L’explication globale est assez simple : la classe politique a refusé d’assumer politiquement la diminution du taux de croissance économique. Les dépenses publiques auraient dû être ajustées à des recettes en croissance beaucoup plus lente. En effet, les assiettes des prélèvements obligatoires sont les revenus, les patrimoines et les chiffres d’affaires des entreprises. Toutes ces bases de calcul augmentant beaucoup moins vite, les prélèvements obligatoires (impôts et cotisations sociales) ne suffisaient plus pour financer l’État-providence, toujours très dépensier. Plutôt que de réduire les dépenses, le choix politique historique a consisté à augmenter la dette. C’est François Mitterrand qui a fait ce choix et aucun de ses successeurs n’a eu le courage de revenir à une gestion plus équilibrée.

 

Une illusion sur l’avenir : la croissance sous contrainte

La dette écologique résulte des engagements pris par l’État en vue de la transition vers une société plus économe en énergie et matières premières. Ces engagements ne seront pas tous respectés et il est donc impossible d’évaluer cette dette. Prenons seulement l’exemple de l’isolation thermique des bâtiments. Un rapport parlementaire récent indique qu’il faudra multiplier par trois en quelques années les dépenses publiques pour la rénovation des bâtiments pour atteindre les objectifs fixés, c’est-à-dire améliorer l’isolation des constructions les moins performantes (classées E, F et G par le diagnostic de performance énergétique). Les auteurs du rapport estiment à 14 milliards d’€ les dépenses publiques supplémentaires nécessaires à échéance de 2030.

On ne parviendrait à dégager de telles ressources que par un endettement financier public encore plus important.

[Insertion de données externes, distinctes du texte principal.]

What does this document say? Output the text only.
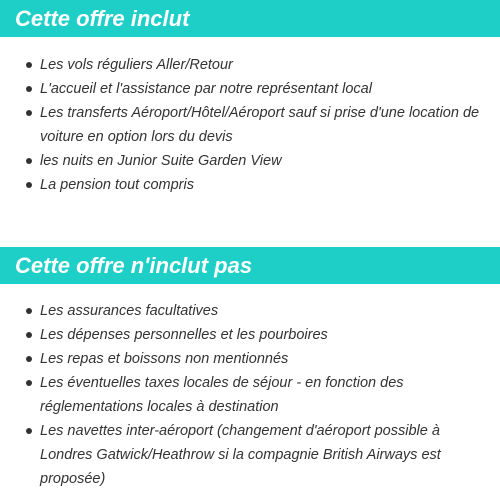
Cette offre inclut
Les vols réguliers Aller/Retour
L'accueil et l'assistance par notre représentant local
Les transferts Aéroport/Hôtel/Aéroport sauf si prise d'une location de voiture en option lors du devis
les nuits en Junior Suite Garden View
La pension tout compris
Cette offre n'inclut pas
Les assurances facultatives
Les dépenses personnelles et les pourboires
Les repas et boissons non mentionnés
Les éventuelles taxes locales de séjour - en fonction des réglementations locales à destination
Les navettes inter-aéroport (changement d'aéroport possible à Londres Gatwick/Heathrow si la compagnie British Airways est proposée)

Or, l’engagement pris par les gouvernants est de le réduire. Mais il y a plus grave. Des dépenses de ce type ne sont absolument pas source de croissance. La croissance sur longue période résulte d’un processus de destruction créatrice. Le progrès technique fait émerger des technologies nouvelles, plus efficientes, qui détruisent les anciennes. Il n’y a aucun processus de destruction créatrice dans des dépenses d’économie d’énergie imposées par l’État. Il s’agit alors seulement de choix politiques de court terme.

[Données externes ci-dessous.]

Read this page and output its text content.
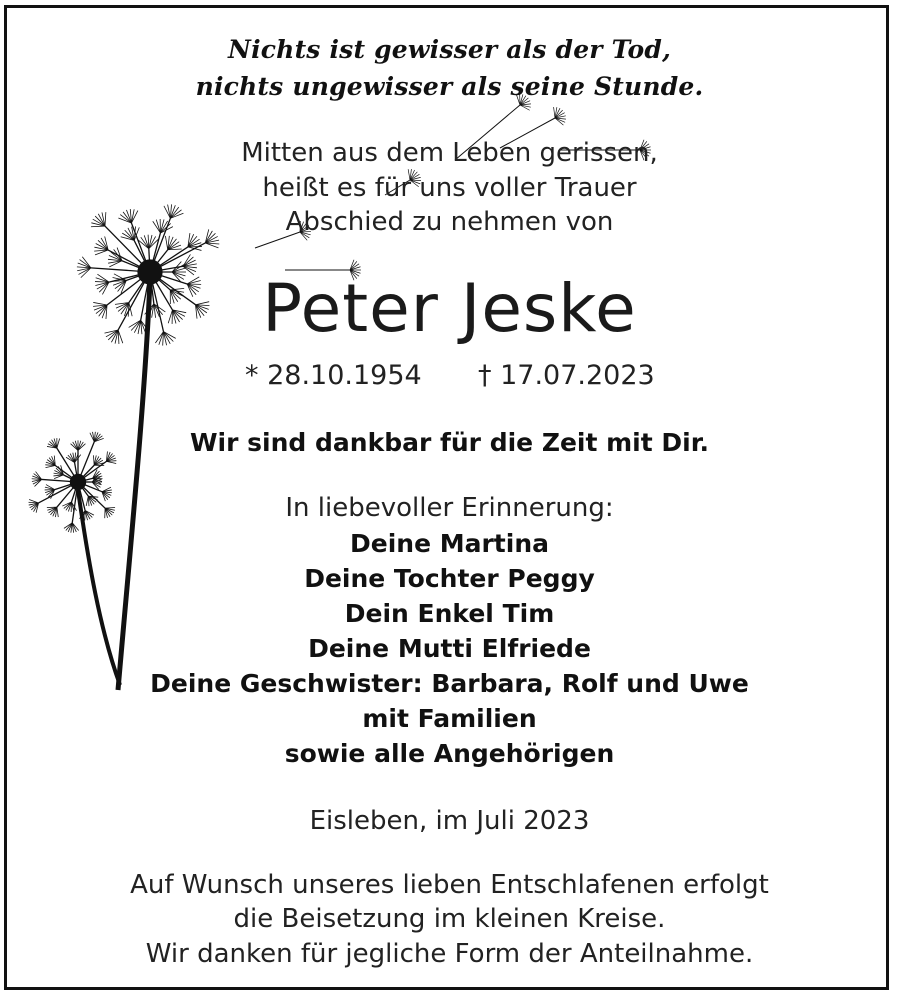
Nichts ist gewisser als der Tod,
nichts ungewisser als seine Stunde.
Mitten aus dem Leben gerissen,
heißt es für uns voller Trauer
Abschied zu nehmen von
Peter Jeske
* 28.10.1954 † 17.07.2023
Wir sind dankbar für die Zeit mit Dir.
In liebevoller Erinnerung:
Deine Martina
Deine Tochter Peggy
Dein Enkel Tim
Deine Mutti Elfriede
Deine Geschwister: Barbara, Rolf und Uwe
mit Familien
sowie alle Angehörigen
Eisleben, im Juli 2023
Auf Wunsch unseres lieben Entschlafenen erfolgt
die Beisetzung im kleinen Kreise.
Wir danken für jegliche Form der Anteilnahme.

C’est par le jeu du marché que le progrès technique agit sur la configuration de la société future. C’est le marché qui choisit ou rejette une technologie nouvelle, jamais la contrainte étatique. Le dernier exemple historique est l’informatisation générale, qui débute dans les grandes entreprises dès les années 1950, se propage au grand public à la fin du 20e siècle (micro-ordinateur) puis atteint la téléphonie (téléphone mobile et smartphone). On voit aujourd’hui apparaître l’intelligence artificielle, technologie absolument déterminante pour l’avenir de l’espèce humaine. Le marché a choisi une technologie à la base très simple : le langage binaire des machines (seulement 0 et 1). L’électronique et l’algorithmique ont ensuite permis, sur cette base technique, d’atteindre une prodigieuse efficacité. La contrainte étatique n’a joué aucun rôle.

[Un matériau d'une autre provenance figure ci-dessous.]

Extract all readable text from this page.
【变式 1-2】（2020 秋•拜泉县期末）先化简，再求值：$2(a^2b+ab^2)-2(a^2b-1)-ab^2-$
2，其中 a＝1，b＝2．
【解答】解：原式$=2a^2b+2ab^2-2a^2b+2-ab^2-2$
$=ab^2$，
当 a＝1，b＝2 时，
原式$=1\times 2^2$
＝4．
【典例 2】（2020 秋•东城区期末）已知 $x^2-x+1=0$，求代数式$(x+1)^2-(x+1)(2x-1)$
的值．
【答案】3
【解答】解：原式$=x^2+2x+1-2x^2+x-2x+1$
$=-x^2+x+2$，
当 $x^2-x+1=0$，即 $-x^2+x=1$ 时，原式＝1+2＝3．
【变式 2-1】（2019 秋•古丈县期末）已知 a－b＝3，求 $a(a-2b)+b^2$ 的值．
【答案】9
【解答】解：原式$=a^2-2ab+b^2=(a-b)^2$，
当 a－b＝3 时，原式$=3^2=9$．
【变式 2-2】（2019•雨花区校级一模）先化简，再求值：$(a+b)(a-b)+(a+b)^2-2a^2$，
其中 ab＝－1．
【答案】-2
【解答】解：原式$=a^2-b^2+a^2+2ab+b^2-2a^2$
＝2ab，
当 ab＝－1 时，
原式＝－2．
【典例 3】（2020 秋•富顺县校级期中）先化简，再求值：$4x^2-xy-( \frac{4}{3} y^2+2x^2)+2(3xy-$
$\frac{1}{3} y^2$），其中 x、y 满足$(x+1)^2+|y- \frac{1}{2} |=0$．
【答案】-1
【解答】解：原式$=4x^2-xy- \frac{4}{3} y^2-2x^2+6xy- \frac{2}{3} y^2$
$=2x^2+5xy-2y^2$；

Il faut n’avoir rien compris au concept de croissance économique sur le long terme (pas d’un point de vue conjoncturel) pour imaginer que des dépenses contraintes publiquement puissent en être la source. Il est vrai que l’objectif inavoué de certains cercles de pensée est précisément la décroissance. Mais comment une classe politique qui n’a pas été capable d’assumer une simple diminution du taux de croissance à la fin du 20e siècle pourrait-elle prendre en charge une véritable décroissance ? La démocratie n’y survivrait pas. La récession permanente n’est pas compatible avec la démocratie ; elle suppose une coercition généralisée, bref le totalitarisme.